本文共 1983 字,大约阅读时间需要 6 分钟。
Memory model
Registers
Equally to a CPU register file, it is private for each thread and read-/write-able. The amount of registers is limited depending on the occupancy, the kernel complexity and the GPU generation. Should the register file be exhausted, then data spills into local memory.
Local Memory
It is introduced to provide a dynamic approach of register files in order to overcome hardware limitations. The price to be paid is performance loss.
Shared Memory
It can be used for communication between all threads of a thread block as well as primary local storage space. Shared memory is generally the lowest latency communication method between threads. It is read- and write-able, but no coherency is guaranteed if two threads try to access it at the same point of time. Therefore atomic functions are included in the framework.
Constant Memory
The constant memory is one of the read only address spaces.
1-D Texture Array
In contrast to the constant memory the texture array allows an automatic interpolation between neighboring values - in hardware - depending on the given position.
1-D Linear Texture
In contrast to the 1-D texture array, the 1-D linear texture is write-able for kernel functions. Since the texture caches don't force coherence, it is important to understand the behavior will be undefined if a thread writes to a certain position while another thread is reading the position.
2-D Texture Array
Similar to 1-D texture array, provides a bilinear interpolations by hardware.
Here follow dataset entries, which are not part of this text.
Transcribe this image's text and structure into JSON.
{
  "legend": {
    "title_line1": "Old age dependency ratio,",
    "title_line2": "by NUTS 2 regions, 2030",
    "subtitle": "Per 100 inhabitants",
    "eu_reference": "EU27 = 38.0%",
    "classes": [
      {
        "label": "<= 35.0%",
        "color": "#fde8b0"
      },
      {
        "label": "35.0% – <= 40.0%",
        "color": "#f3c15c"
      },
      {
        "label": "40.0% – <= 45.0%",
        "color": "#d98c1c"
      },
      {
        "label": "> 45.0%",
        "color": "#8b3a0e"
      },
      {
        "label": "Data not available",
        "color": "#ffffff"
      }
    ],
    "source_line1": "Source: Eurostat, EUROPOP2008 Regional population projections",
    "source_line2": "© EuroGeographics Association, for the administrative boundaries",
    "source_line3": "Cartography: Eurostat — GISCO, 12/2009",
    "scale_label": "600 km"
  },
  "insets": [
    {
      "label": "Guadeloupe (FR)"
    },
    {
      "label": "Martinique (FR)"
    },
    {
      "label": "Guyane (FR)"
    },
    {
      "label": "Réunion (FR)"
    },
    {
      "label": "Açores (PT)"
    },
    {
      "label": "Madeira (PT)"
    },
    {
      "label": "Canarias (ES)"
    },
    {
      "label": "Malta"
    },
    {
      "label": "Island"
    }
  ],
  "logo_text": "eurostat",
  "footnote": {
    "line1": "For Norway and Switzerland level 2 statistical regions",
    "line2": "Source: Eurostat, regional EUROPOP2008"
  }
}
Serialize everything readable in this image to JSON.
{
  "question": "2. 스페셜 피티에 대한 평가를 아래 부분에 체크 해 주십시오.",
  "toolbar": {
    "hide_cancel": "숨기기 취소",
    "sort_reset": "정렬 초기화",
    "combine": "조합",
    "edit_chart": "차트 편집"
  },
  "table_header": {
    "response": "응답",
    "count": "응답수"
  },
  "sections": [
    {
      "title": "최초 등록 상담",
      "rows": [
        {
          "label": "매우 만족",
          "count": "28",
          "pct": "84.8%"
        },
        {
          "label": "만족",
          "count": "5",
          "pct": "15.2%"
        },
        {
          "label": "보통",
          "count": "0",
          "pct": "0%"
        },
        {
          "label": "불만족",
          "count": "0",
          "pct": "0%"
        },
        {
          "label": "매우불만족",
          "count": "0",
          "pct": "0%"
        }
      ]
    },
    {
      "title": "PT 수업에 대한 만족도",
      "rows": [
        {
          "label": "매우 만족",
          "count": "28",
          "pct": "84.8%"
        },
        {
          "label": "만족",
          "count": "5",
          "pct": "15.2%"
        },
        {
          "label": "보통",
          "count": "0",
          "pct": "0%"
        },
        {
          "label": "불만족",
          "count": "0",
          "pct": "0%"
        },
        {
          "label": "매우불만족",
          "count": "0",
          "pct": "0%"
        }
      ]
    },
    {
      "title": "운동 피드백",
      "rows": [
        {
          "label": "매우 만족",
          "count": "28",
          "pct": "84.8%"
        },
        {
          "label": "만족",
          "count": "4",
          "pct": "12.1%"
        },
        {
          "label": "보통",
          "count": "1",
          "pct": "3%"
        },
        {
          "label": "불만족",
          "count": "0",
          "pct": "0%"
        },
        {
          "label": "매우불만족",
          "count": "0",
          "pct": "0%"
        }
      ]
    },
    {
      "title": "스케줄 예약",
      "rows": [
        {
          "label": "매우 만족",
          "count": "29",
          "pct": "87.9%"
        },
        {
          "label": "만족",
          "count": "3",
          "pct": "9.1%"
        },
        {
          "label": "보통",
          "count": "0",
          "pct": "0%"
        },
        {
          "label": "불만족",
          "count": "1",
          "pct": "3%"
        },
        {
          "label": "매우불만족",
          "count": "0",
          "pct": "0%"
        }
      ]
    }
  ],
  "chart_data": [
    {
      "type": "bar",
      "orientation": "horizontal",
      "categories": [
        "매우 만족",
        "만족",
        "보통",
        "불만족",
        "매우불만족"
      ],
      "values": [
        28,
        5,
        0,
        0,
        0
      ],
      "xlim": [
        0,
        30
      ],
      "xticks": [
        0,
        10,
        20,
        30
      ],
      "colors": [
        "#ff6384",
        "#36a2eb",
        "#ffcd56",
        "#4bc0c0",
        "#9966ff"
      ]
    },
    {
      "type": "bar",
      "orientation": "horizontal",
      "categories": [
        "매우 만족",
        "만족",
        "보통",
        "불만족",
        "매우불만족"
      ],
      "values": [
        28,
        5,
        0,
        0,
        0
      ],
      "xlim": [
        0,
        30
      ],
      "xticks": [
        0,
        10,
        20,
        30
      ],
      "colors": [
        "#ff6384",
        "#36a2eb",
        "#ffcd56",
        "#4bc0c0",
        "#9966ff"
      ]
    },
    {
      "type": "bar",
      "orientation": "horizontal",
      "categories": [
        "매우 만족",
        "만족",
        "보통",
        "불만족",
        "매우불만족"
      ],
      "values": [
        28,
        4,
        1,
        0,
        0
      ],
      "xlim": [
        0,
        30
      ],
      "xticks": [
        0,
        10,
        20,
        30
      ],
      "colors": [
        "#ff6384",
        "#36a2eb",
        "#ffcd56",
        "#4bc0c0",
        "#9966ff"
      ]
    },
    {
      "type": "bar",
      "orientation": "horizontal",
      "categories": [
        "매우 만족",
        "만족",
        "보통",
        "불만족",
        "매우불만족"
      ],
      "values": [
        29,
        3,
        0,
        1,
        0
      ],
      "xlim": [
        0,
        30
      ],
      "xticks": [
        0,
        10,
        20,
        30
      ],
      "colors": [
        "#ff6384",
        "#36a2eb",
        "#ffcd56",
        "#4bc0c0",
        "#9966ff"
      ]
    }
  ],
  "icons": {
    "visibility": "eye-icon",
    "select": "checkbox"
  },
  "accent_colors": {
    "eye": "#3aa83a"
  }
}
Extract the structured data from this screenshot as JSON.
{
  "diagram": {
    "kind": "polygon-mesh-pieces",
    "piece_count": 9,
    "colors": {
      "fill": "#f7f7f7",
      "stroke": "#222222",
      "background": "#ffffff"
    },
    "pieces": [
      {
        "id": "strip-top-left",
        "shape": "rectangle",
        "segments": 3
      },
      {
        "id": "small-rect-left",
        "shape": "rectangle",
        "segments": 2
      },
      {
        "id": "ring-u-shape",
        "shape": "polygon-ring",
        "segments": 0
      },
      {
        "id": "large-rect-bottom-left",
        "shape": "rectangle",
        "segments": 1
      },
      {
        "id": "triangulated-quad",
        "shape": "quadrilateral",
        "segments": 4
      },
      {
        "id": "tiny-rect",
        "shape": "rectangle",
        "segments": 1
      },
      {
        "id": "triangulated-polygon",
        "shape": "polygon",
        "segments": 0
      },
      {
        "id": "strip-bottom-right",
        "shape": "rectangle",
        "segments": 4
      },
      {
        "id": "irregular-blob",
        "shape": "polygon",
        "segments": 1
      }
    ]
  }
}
2-D Texture from Pitch-Linear Memory
Similar to 1-D linear Texture, they are write-able by the kernel.
3-D Texture Array
Unfortunately, there is no 3-D write-able texture available.
Global Memory
Compared to others,it is the slowest possible access. It is limited only by the amount of memory available on the graphics card.
Conclusion: without detailed knowledge about this memory model a parallel implementation is still possible, but a huge loss in performance is very likely.